Is Sisi serious or is he bluffing? According to Egyptian sources, the Cairo administration has shared information with foreign diplomats that, if the red line is crossed, Egypt will intervene. Independently of how the threat could evolve, there could be several probabilities.

– In the name of all the forces behind Haftar, Egypt is building a “deterrence wall” in front of Turkey’s intervention. Rather, it is trying to build one. Turkey is conducting an intervention with sea and air forces whereas Egypt has a land border of 1,200 kilometers. This gives the advantage to intervention at the border-area fronts.

– With this move, Egypt is aiming to make the U.S. “return to its former stance.” The U.S. is now inclining toward Turkey so that Turkey can block Russia. The Trump administration told Sisi he was right and then turned around and told Erdoğan he was also right. This was the U.S. stance. The increasing role of the Russians in Libya alarmed the American established order. While the Pentagon was tracking Russian planes, it was also trying to nudge Trump. Now, Sisi is trying to sway Trump with the “stability and fighting against terror” card. Also, Sisi is reminding U.S. politics of the importance of their partnership with Egypt in the Middle East order. In the past years, Cairo has shown that it can replace its U.S. partnership with Russia. Further indifference from the American side is opening roads for Russians.

– The Egyptian economy cannot stand a war. Without the loans and grants from the Gulf, Sisi would not have been able to turn the wheels. If the threat becomes an intervention, it will only be possible with the financing of the UAE and Saudi Arabia.  

– After this, while two of its allies are talking about war, the U.S. is bound to clarify its stance.
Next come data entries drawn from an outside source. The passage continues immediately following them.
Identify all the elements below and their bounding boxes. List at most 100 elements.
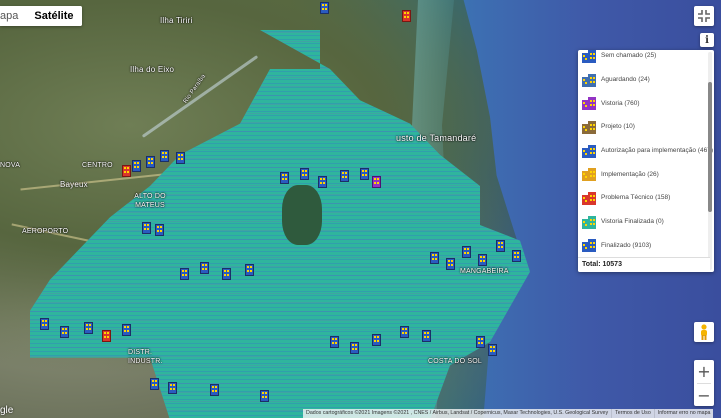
- map-type-satellite-button[interactable]: Satélite: [26, 6, 82, 26]
- building-icon: [582, 238, 596, 253]
- legend-item-label: Vistoria (760): [601, 99, 640, 107]
- fullscreen-exit-icon: [698, 10, 710, 22]
- building-marker[interactable]: [146, 156, 155, 168]
- building-icon: [582, 73, 596, 87]
- legend-scrollbar-thumb[interactable]: [708, 82, 712, 212]
- legend-item: Vistoria Finalizada (0): [578, 210, 706, 234]
- place-label: Ilha do Eixo: [130, 65, 175, 74]
- building-marker[interactable]: [330, 336, 339, 348]
- place-label: CENTRO: [82, 162, 113, 169]
- legend-list: Sem chamado (25) Aguardando (24) Vistoria …: [578, 50, 713, 258]
- legend-item-label: Vistoria Finalizada (0): [601, 218, 664, 226]
- building-marker[interactable]: [280, 172, 289, 184]
- building-marker[interactable]: [60, 326, 69, 338]
- legend-item-label: Implementação (26): [601, 170, 659, 178]
- legend-item-label: Finalizado (9103): [601, 241, 652, 249]
- place-label: Ilha Tiriri: [160, 16, 193, 25]
- building-marker[interactable]: [300, 168, 309, 180]
- legend-total-label: Total:: [582, 261, 601, 268]
- report-error-link[interactable]: Informar erro no mapa: [653, 409, 714, 418]
- building-marker[interactable]: [430, 252, 439, 264]
- building-icon: [582, 144, 596, 158]
- legend-item: Sem chamado (25): [578, 50, 706, 68]
- building-marker[interactable]: [462, 246, 471, 258]
- building-marker[interactable]: [360, 168, 369, 180]
- pegman-icon: [701, 324, 707, 340]
- map-type-control: apa Satélite: [0, 6, 82, 26]
- legend-item-label: Projeto (10): [601, 123, 635, 131]
- building-marker[interactable]: [176, 152, 185, 164]
- building-marker[interactable]: [402, 10, 411, 22]
- building-marker[interactable]: [132, 160, 141, 172]
- legend-item-label: Sem chamado (25): [601, 52, 657, 60]
- place-label: Bayeux: [60, 180, 88, 189]
- zoom-in-button[interactable]: +: [694, 360, 714, 383]
- legend-item: Autorização para implementação (467): [578, 139, 713, 163]
- building-marker[interactable]: [496, 240, 505, 252]
- legend-total-value: 10573: [602, 261, 622, 268]
- building-marker[interactable]: [200, 262, 209, 274]
- legend-item-label: Problema Técnico (158): [601, 194, 671, 202]
- legend-item-label: Aguardando (24): [601, 76, 650, 84]
- legend-item: Finalizado (9103): [578, 234, 706, 258]
- place-label: COSTA DO SOL: [428, 358, 483, 365]
- place-label: ALTO DO MATEUS: [134, 193, 166, 209]
- building-marker[interactable]: [446, 258, 455, 270]
- legend-total: Total: 10573: [578, 257, 710, 272]
- map-attribution: Dados cartográficos ©2021 Imagens ©2021 …: [303, 409, 714, 418]
- building-marker[interactable]: [478, 254, 487, 266]
- building-marker[interactable]: [40, 318, 49, 330]
- zoom-out-button[interactable]: −: [694, 384, 714, 407]
- legend-item: Projeto (10): [578, 115, 706, 139]
- building-marker[interactable]: [476, 336, 485, 348]
- building-marker[interactable]: [400, 326, 409, 338]
- street-view-button[interactable]: [694, 322, 714, 342]
- building-marker[interactable]: [168, 382, 177, 394]
- map-type-map-button[interactable]: apa: [0, 6, 27, 26]
- building-icon: [582, 191, 596, 205]
- legend-item: Implementação (26): [578, 162, 706, 186]
- building-marker[interactable]: [318, 176, 327, 188]
- building-marker[interactable]: [222, 268, 231, 280]
- building-marker[interactable]: [245, 264, 254, 276]
- place-label: usto de Tamandaré: [396, 133, 477, 143]
- building-marker[interactable]: [372, 176, 381, 188]
- building-icon: [582, 96, 596, 111]
- building-marker[interactable]: [84, 322, 93, 334]
- attribution-text: Dados cartográficos ©2021 Imagens ©2021 …: [306, 410, 609, 416]
- place-label: AEROPORTO: [22, 228, 69, 235]
- building-marker[interactable]: [372, 334, 381, 346]
- building-marker[interactable]: [260, 390, 269, 402]
- building-marker[interactable]: [210, 384, 219, 396]
- building-marker[interactable]: [150, 378, 159, 390]
- place-label: DISTR. INDUSTR.: [128, 349, 163, 365]
- building-marker[interactable]: [340, 170, 349, 182]
- info-button[interactable]: i: [700, 33, 714, 47]
- place-label: MANGABEIRA: [460, 268, 509, 275]
- building-marker[interactable]: [102, 330, 111, 342]
- building-marker[interactable]: [122, 324, 131, 336]
- legend-item-label: Autorização para implementação (467): [601, 147, 714, 155]
- zoom-control: + −: [694, 360, 714, 406]
- legend-item: Vistoria (760): [578, 91, 706, 115]
- building-marker[interactable]: [422, 330, 431, 342]
- building-marker[interactable]: [180, 268, 189, 280]
- building-icon: [582, 215, 596, 229]
- legend-scrollbar[interactable]: [708, 52, 712, 270]
- uncovered-area: [282, 185, 322, 245]
- legend-item: Aguardando (24): [578, 68, 706, 92]
- building-icon: [582, 50, 596, 63]
- building-icon: [582, 167, 596, 182]
- fullscreen-button[interactable]: [694, 6, 714, 26]
- building-marker[interactable]: [160, 150, 169, 162]
- terms-link[interactable]: Termos de Uso: [611, 409, 654, 418]
- building-marker[interactable]: [155, 224, 164, 236]
- building-marker[interactable]: [350, 342, 359, 354]
- status-legend: Sem chamado (25) Aguardando (24) Vistoria …: [578, 50, 714, 272]
- building-marker[interactable]: [488, 344, 497, 356]
- building-marker[interactable]: [320, 2, 329, 14]
- building-marker[interactable]: [512, 250, 521, 262]
- place-label: NOVA: [0, 162, 21, 169]
- building-marker[interactable]: [122, 165, 131, 177]
- building-marker[interactable]: [142, 222, 151, 234]
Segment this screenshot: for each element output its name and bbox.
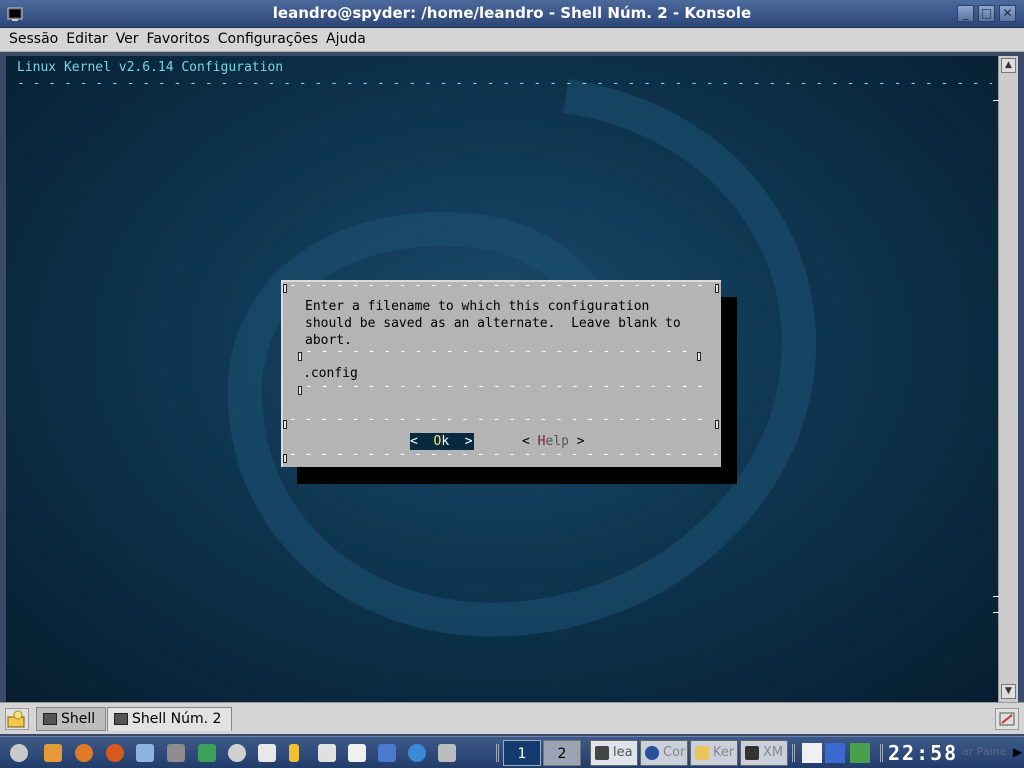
launcher-printer-icon[interactable] <box>438 744 456 762</box>
dialog-corner-mark <box>283 420 287 429</box>
desktop-1-button[interactable]: 1 <box>503 740 541 766</box>
header-divider: - - - - - - - - - - - - - - - - - - - - … <box>17 76 992 91</box>
input-corner-mark <box>697 352 701 361</box>
launcher-music-icon[interactable] <box>318 744 336 762</box>
tab-label: Shell Núm. 2 <box>132 711 222 727</box>
help-left-bracket: < <box>522 434 538 449</box>
dialog-bottom-border: - - - - - - - - - - - - - - - - - - - - … <box>289 451 717 459</box>
panel-hide-label[interactable]: ar Paine <box>962 745 1006 758</box>
terminal-view[interactable]: Linux Kernel v2.6.14 Configuration - - -… <box>6 56 998 702</box>
tray-klipper-icon[interactable] <box>802 743 822 763</box>
task-label: lea <box>613 745 633 760</box>
launcher-candle-icon[interactable] <box>289 744 299 762</box>
dialog-corner-mark <box>715 284 719 293</box>
launcher-gear-icon[interactable] <box>167 744 185 762</box>
menu-configuracoes[interactable]: Configurações <box>214 28 322 50</box>
panel-separator <box>496 744 499 762</box>
ok-button[interactable]: < Ok > <box>410 433 474 450</box>
konsole-icon <box>595 746 609 760</box>
help-right-bracket: > <box>568 434 585 449</box>
input-top-border: - - - - - - - - - - - - - - - - - - - - … <box>305 348 689 356</box>
folder-icon <box>695 746 709 760</box>
menu-ver[interactable]: Ver <box>112 28 143 50</box>
ok-left-bracket: < <box>410 434 434 449</box>
session-tab-bar: Shell Shell Núm. 2 <box>0 702 1024 734</box>
dialog-corner-mark <box>715 420 719 429</box>
scrollbar-tick <box>993 100 999 101</box>
kde-taskbar: 1 2 lea Cor Ker XM 22:58 ar Paine ▶ <box>0 736 1024 768</box>
title-bar[interactable]: leandro@spyder: /home/leandro - Shell Nú… <box>0 0 1024 28</box>
menu-favoritos[interactable]: Favoritos <box>143 28 214 50</box>
close-session-icon <box>999 712 1015 726</box>
input-corner-mark <box>298 352 302 361</box>
minimize-button[interactable]: _ <box>957 5 974 22</box>
new-session-button[interactable] <box>5 708 29 730</box>
tab-shell[interactable]: Shell <box>36 707 107 731</box>
clock[interactable]: 22:58 <box>888 740 956 766</box>
dialog-top-border: - - - - - - - - - - - - - - - - - - - - … <box>289 282 717 290</box>
menu-bar: Sessão Editar Ver Favoritos Configurações Aju… <box>0 28 1024 52</box>
launcher-globe-icon[interactable] <box>408 744 426 762</box>
terminal-icon <box>43 713 57 725</box>
terminal-scrollbar[interactable]: ▲ ▼ <box>993 56 1018 702</box>
task-konsole[interactable]: lea <box>590 740 638 766</box>
scrollbar-tick <box>993 612 999 613</box>
desktop-2-button[interactable]: 2 <box>543 740 581 766</box>
menu-sessao[interactable]: Sessão <box>5 28 62 50</box>
launcher-diamond-icon[interactable] <box>136 744 154 762</box>
task-label: Ker <box>713 745 735 760</box>
close-button[interactable]: ✕ <box>999 5 1016 22</box>
panel-separator <box>880 744 883 762</box>
launcher-mail-icon[interactable] <box>258 744 276 762</box>
tab-label: Shell <box>61 711 96 727</box>
button-separator: - - - - - - - - - - - - - - - - - - - - … <box>289 416 715 424</box>
dialog-corner-mark <box>283 284 287 293</box>
panel-expand-arrow-icon[interactable]: ▶ <box>1013 745 1022 759</box>
launcher-arrow-icon[interactable] <box>44 744 62 762</box>
launcher-network-icon[interactable] <box>198 744 216 762</box>
terminal-icon <box>114 713 128 725</box>
task-label: XM <box>763 745 784 760</box>
task-folder[interactable]: Ker <box>690 740 738 766</box>
xmms-icon <box>745 746 759 760</box>
ok-label: k <box>441 434 450 449</box>
scroll-up-arrow-icon[interactable]: ▲ <box>1001 58 1016 73</box>
save-config-dialog: - - - - - - - - - - - - - - - - - - - - … <box>281 280 721 467</box>
window-title: leandro@spyder: /home/leandro - Shell Nú… <box>272 4 752 22</box>
firefox-icon[interactable] <box>106 744 124 762</box>
launcher-disc-icon[interactable] <box>228 744 246 762</box>
help-label: elp <box>545 434 569 449</box>
filename-input[interactable]: .config <box>303 366 703 382</box>
input-corner-mark <box>298 386 302 395</box>
launcher-chat-icon[interactable] <box>378 744 396 762</box>
tray-network-icon[interactable] <box>850 743 870 763</box>
task-browser[interactable]: Cor <box>640 740 688 766</box>
scrollbar-tick <box>993 596 999 597</box>
new-session-icon <box>7 710 25 728</box>
menu-ajuda[interactable]: Ajuda <box>322 28 370 50</box>
panel-separator <box>792 744 795 762</box>
dialog-corner-mark <box>283 454 287 463</box>
input-bottom-border: - - - - - - - - - - - - - - - - - - - - … <box>305 383 705 391</box>
tray-calendar-icon[interactable] <box>825 743 845 763</box>
menu-editar[interactable]: Editar <box>62 28 111 50</box>
task-label: Cor <box>663 745 686 760</box>
maximize-button[interactable]: □ <box>978 5 995 22</box>
tab-shell-num-2[interactable]: Shell Núm. 2 <box>107 707 233 731</box>
kernel-config-title: Linux Kernel v2.6.14 Configuration <box>17 60 284 75</box>
help-button[interactable]: < Help > <box>522 433 585 450</box>
task-xmms[interactable]: XM <box>740 740 788 766</box>
browser-icon <box>645 746 659 760</box>
ok-right-bracket: > <box>449 434 473 449</box>
dialog-prompt-text: Enter a filename to which this configura… <box>305 299 681 348</box>
scroll-down-arrow-icon[interactable]: ▼ <box>1001 684 1016 699</box>
launcher-ball-icon[interactable] <box>75 744 93 762</box>
launcher-document-icon[interactable] <box>348 744 366 762</box>
kde-menu-icon[interactable] <box>10 744 28 762</box>
close-session-button[interactable] <box>995 708 1019 730</box>
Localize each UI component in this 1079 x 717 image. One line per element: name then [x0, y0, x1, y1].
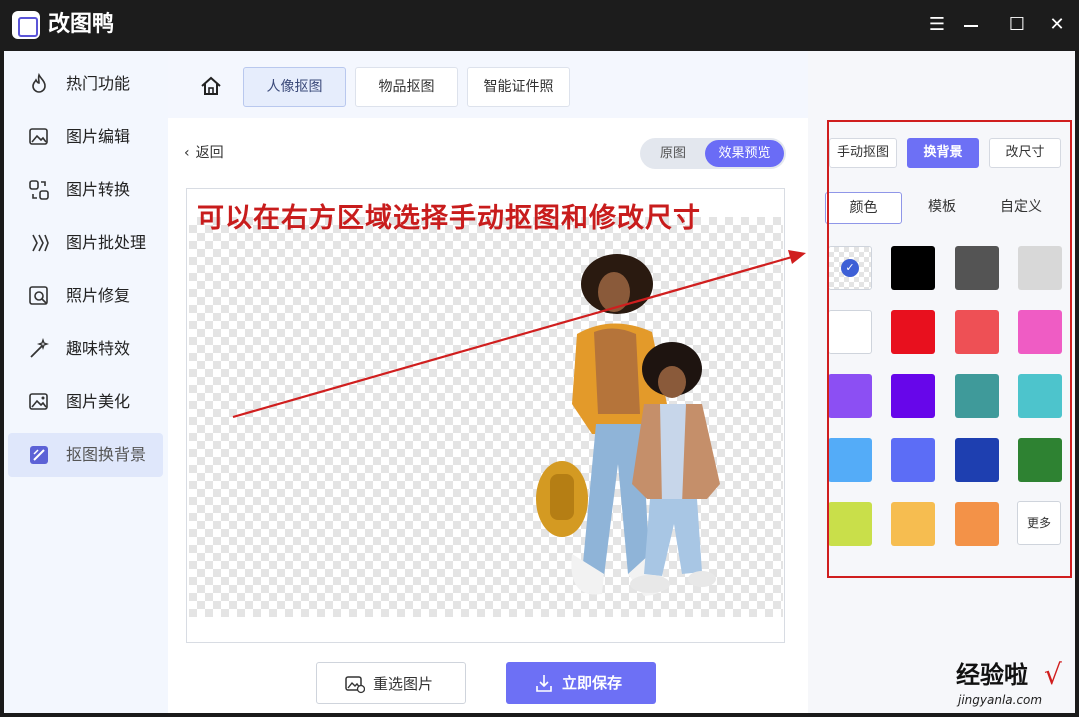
subtab-template[interactable]: 模板: [911, 192, 973, 224]
color-swatch-green[interactable]: [1018, 438, 1062, 482]
more-colors-button[interactable]: 更多: [1017, 501, 1061, 545]
color-swatch-light-gray[interactable]: [1018, 246, 1062, 290]
top-nav: 人像抠图 物品抠图 智能证件照: [168, 51, 808, 118]
color-swatch-coral[interactable]: [955, 310, 999, 354]
color-swatch-navy[interactable]: [955, 438, 999, 482]
download-icon: [536, 675, 552, 692]
toggle-original[interactable]: 原图: [646, 140, 700, 167]
manual-cutout-button[interactable]: 手动抠图: [829, 138, 897, 168]
color-swatch-pink[interactable]: [1018, 310, 1062, 354]
color-swatch-aqua[interactable]: [1018, 374, 1062, 418]
watermark-text: 经验啦: [956, 661, 1028, 689]
annotation-text: 可以在右方区域选择手动抠图和修改尺寸: [197, 203, 701, 234]
sidebar: 热门功能 图片编辑 图片转换 图片批处理 照片修复 趣味特效 图片美化 抠图换背…: [4, 51, 168, 713]
watermark-url: jingyanla.com: [958, 693, 1043, 707]
sidebar-item-label: 趣味特效: [66, 339, 131, 358]
save-label: 立即保存: [562, 674, 623, 692]
back-link[interactable]: ‹ 返回: [184, 143, 224, 163]
color-swatch-periwinkle[interactable]: [891, 438, 935, 482]
color-swatch-teal[interactable]: [955, 374, 999, 418]
sidebar-item-effects[interactable]: 趣味特效: [8, 327, 163, 371]
subtab-custom[interactable]: 自定义: [988, 192, 1054, 224]
close-icon[interactable]: ✕: [1045, 13, 1069, 37]
sidebar-item-edit[interactable]: 图片编辑: [8, 115, 163, 159]
sidebar-item-convert[interactable]: 图片转换: [8, 168, 163, 212]
image-edit-icon: [29, 128, 48, 145]
color-swatch-black[interactable]: [891, 246, 935, 290]
color-swatch-red[interactable]: [891, 310, 935, 354]
reselect-image-button[interactable]: 重选图片: [316, 662, 466, 704]
color-swatch-purple[interactable]: [891, 374, 935, 418]
convert-icon: [29, 180, 49, 200]
home-icon[interactable]: [200, 75, 222, 97]
sidebar-item-hot[interactable]: 热门功能: [8, 62, 163, 106]
color-swatch-white[interactable]: [828, 310, 872, 354]
sidebar-item-label: 热门功能: [66, 74, 131, 93]
watermark-check-icon: √: [1044, 658, 1062, 691]
tab-portrait-cutout[interactable]: 人像抠图: [243, 67, 346, 107]
color-swatch-lime[interactable]: [828, 502, 872, 546]
minimize-icon[interactable]: [962, 24, 980, 28]
resize-button[interactable]: 改尺寸: [989, 138, 1061, 168]
sidebar-item-repair[interactable]: 照片修复: [8, 274, 163, 318]
flame-icon: [32, 73, 46, 93]
cutout-subject-image: [536, 254, 720, 596]
watermark: 经验啦 √ jingyanla.com: [952, 660, 1072, 712]
window-frame-bottom: [0, 713, 1079, 717]
subtab-color[interactable]: 颜色: [825, 192, 902, 224]
color-swatch-dark-gray[interactable]: [955, 246, 999, 290]
color-swatch-amber[interactable]: [891, 502, 935, 546]
sidebar-item-cutout[interactable]: 抠图换背景: [8, 433, 163, 477]
back-label: 返回: [195, 145, 224, 161]
magic-wand-icon: [30, 338, 50, 358]
toggle-preview[interactable]: 效果预览: [705, 140, 784, 167]
batch-icon: [32, 234, 49, 252]
color-swatch-transparent[interactable]: ✓: [828, 246, 872, 290]
save-button[interactable]: 立即保存: [506, 662, 656, 704]
sidebar-item-label: 照片修复: [66, 286, 131, 305]
sidebar-item-label: 图片编辑: [66, 127, 131, 146]
color-swatch-sky-blue[interactable]: [828, 438, 872, 482]
title-bar: 改图鸭 ☰ ☐ ✕: [0, 0, 1079, 51]
maximize-icon[interactable]: ☐: [1005, 13, 1029, 37]
reselect-label: 重选图片: [373, 675, 434, 693]
main-area: 人像抠图 物品抠图 智能证件照 ‹ 返回 原图 效果预览 可以在右方区域选择手动抠…: [168, 51, 808, 713]
sidebar-item-batch[interactable]: 图片批处理: [8, 221, 163, 265]
cutout-icon: [30, 446, 48, 464]
sidebar-item-label: 图片转换: [66, 180, 131, 199]
tab-id-photo[interactable]: 智能证件照: [467, 67, 570, 107]
color-swatch-orange[interactable]: [955, 502, 999, 546]
check-icon: ✓: [841, 259, 859, 277]
change-background-button[interactable]: 换背景: [907, 138, 979, 168]
sidebar-item-label: 图片批处理: [66, 233, 147, 252]
menu-icon[interactable]: ☰: [925, 13, 949, 37]
photo-repair-icon: [29, 286, 48, 305]
chevron-left-icon: ‹: [184, 145, 190, 161]
image-canvas: 可以在右方区域选择手动抠图和修改尺寸: [186, 188, 785, 643]
sidebar-item-beautify[interactable]: 图片美化: [8, 380, 163, 424]
window-frame-left: [0, 51, 4, 717]
view-toggle: 原图 效果预览: [640, 138, 786, 169]
beautify-icon: [29, 393, 48, 410]
sidebar-item-label: 图片美化: [66, 392, 131, 411]
app-title: 改图鸭: [48, 12, 115, 37]
tab-object-cutout[interactable]: 物品抠图: [355, 67, 458, 107]
image-replace-icon: [345, 676, 365, 694]
color-swatch-violet[interactable]: [828, 374, 872, 418]
right-panel: 手动抠图 换背景 改尺寸 颜色 模板 自定义 ✓ 更多: [808, 51, 1075, 713]
window-frame-right: [1075, 51, 1079, 717]
app-logo-icon: [12, 11, 40, 39]
sidebar-item-label: 抠图换背景: [66, 445, 147, 464]
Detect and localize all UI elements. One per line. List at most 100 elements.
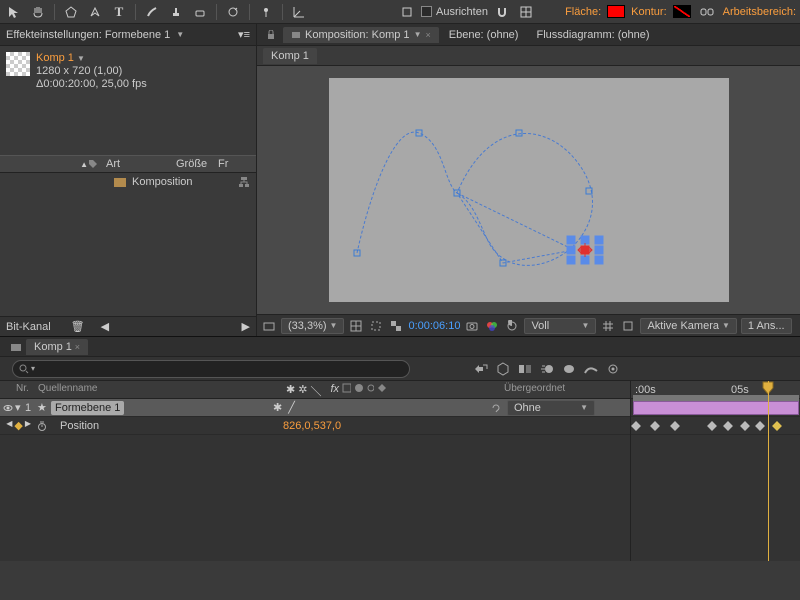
guides-icon[interactable] xyxy=(620,318,636,334)
comp-flowchart-icon[interactable] xyxy=(472,360,490,378)
property-value[interactable]: 826,0,537,0 xyxy=(283,420,341,432)
keyframe-track[interactable] xyxy=(631,417,800,435)
next-kf-icon[interactable]: ▶ xyxy=(25,419,31,432)
close-icon[interactable]: × xyxy=(425,30,430,40)
brush-tool-icon[interactable] xyxy=(142,2,162,22)
composition-viewer[interactable] xyxy=(257,66,800,314)
effects-tab[interactable]: Effekteinstellungen: Formebene 1 xyxy=(6,29,170,41)
tag-icon[interactable] xyxy=(88,159,98,169)
keyframe[interactable] xyxy=(631,421,641,431)
selection-tool-icon[interactable] xyxy=(4,2,24,22)
resolution-dropdown[interactable]: Voll▼ xyxy=(524,318,596,334)
stroke-swatch[interactable] xyxy=(673,5,691,18)
col-parent[interactable]: Übergeordnet xyxy=(500,381,569,398)
close-icon[interactable]: × xyxy=(75,342,80,352)
grid-snap-icon[interactable] xyxy=(516,2,536,22)
tab-caret-icon[interactable]: ▼ xyxy=(414,30,422,39)
comp-canvas[interactable] xyxy=(329,78,729,302)
path-vertex[interactable] xyxy=(353,250,360,257)
col-fr[interactable]: Fr xyxy=(214,158,232,170)
layer-clip[interactable] xyxy=(633,401,799,415)
fill-swatch[interactable] xyxy=(607,5,625,18)
panel-menu-icon[interactable]: ▾≡ xyxy=(238,28,250,41)
selection-handle[interactable] xyxy=(566,256,575,265)
resolution-icon[interactable] xyxy=(348,318,364,334)
comp-dropdown-icon[interactable]: ▼ xyxy=(77,54,85,63)
keyframe[interactable] xyxy=(707,421,717,431)
subtab-comp[interactable]: Komp 1 xyxy=(263,48,317,64)
channel-icon[interactable] xyxy=(484,318,500,334)
motion-blur-icon[interactable] xyxy=(538,360,556,378)
flowchart-icon[interactable] xyxy=(238,176,250,188)
selection-handle[interactable] xyxy=(594,246,603,255)
layer-track[interactable] xyxy=(631,399,800,417)
pin-tool-icon[interactable] xyxy=(256,2,276,22)
always-preview-icon[interactable] xyxy=(261,318,277,334)
layer-row[interactable]: ▾ 1 ★ Formebene 1 ✱ ╱ Ohne▼ xyxy=(0,399,630,417)
exposure-icon[interactable] xyxy=(504,318,520,334)
tab-composition[interactable]: Komposition: Komp 1 ▼ × xyxy=(283,27,439,43)
text-tool-icon[interactable]: T xyxy=(109,2,129,22)
views-dropdown[interactable]: 1 Ans... xyxy=(741,318,792,334)
graph-editor-icon[interactable] xyxy=(582,360,600,378)
search-caret-icon[interactable]: ▾ xyxy=(31,364,35,373)
draft3d-icon[interactable] xyxy=(494,360,512,378)
col-nr[interactable]: Nr. xyxy=(12,381,34,398)
comp-thumbnail[interactable] xyxy=(6,52,30,76)
stopwatch-icon[interactable] xyxy=(37,421,47,431)
stamp-tool-icon[interactable] xyxy=(166,2,186,22)
lock-icon[interactable] xyxy=(261,25,281,45)
pickwhip-icon[interactable] xyxy=(491,403,501,413)
twirl-icon[interactable]: ▾ xyxy=(12,401,22,414)
col-source[interactable]: Quellenname xyxy=(34,381,282,398)
shape-tool-icon[interactable] xyxy=(61,2,81,22)
path-vertex[interactable] xyxy=(585,188,592,195)
magnet-icon[interactable] xyxy=(492,2,512,22)
path-vertex[interactable] xyxy=(515,130,522,137)
hand-tool-icon[interactable] xyxy=(28,2,48,22)
brain-icon[interactable] xyxy=(560,360,578,378)
timeline-tracks[interactable]: :00s 05s xyxy=(630,381,800,561)
trash-icon[interactable]: 🗑 xyxy=(71,320,85,333)
axis-tool-icon[interactable] xyxy=(289,2,309,22)
property-row[interactable]: ◀ ◆ ▶ Position 826,0,537,0 xyxy=(0,417,630,435)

The U.S. stance will determine the course of events.

– The fragilities created by an intervention into Libya would throw Egypt’s domestic stability, gained through an iron fist, into turbulence. Because of this, Egypt may try its chances with a proxy war first. It may reorganize the Libyan National Army and increase its effectiveness. If needed, they can also send the bill to Haftar. The UAE Minister of State for Foreign Affairs, Anwar Gargash, criticized Haftar by saying “Some of our friends have taken their own unilateral decisions.” This may be a sign that they are on another search. Also, as Sisi said, they can arm the tribes and enlarge the front. They can take an “invisible role” in a war led by the Libyan National Army. Or, they can make more use of the “non-state actors” that enable governments to be free of responsibility. This is something they already have done.

Actually, proxy wars have seen their limits in the past months. Turkey has changed the rules of the game on its side. Now, the other side is trying its chances. It is highly doubtful whether they will be able to take steps to change the dynamics of the clash.

Turkey’s foes abstain from taking the risks Turkey has taken. However, Egypt, through this declaration, has helped the Russians have a stronger hand in negotiations with the Turks. If military showdowns do not lead the different sides to the negotiation table, then Sirte-Jufra will be the “separation line.” It is a line that will make hostilities permanent. Tripoli forces do not want to sit at the table before they capture the Oil Crescent, which accommodates 60 percent of Libya’s hydrocarbon reserves. That would be a huge trump card. Those investing in the eastern forces seem determined to prevent this. After all, Libya is becoming more and more tiresome.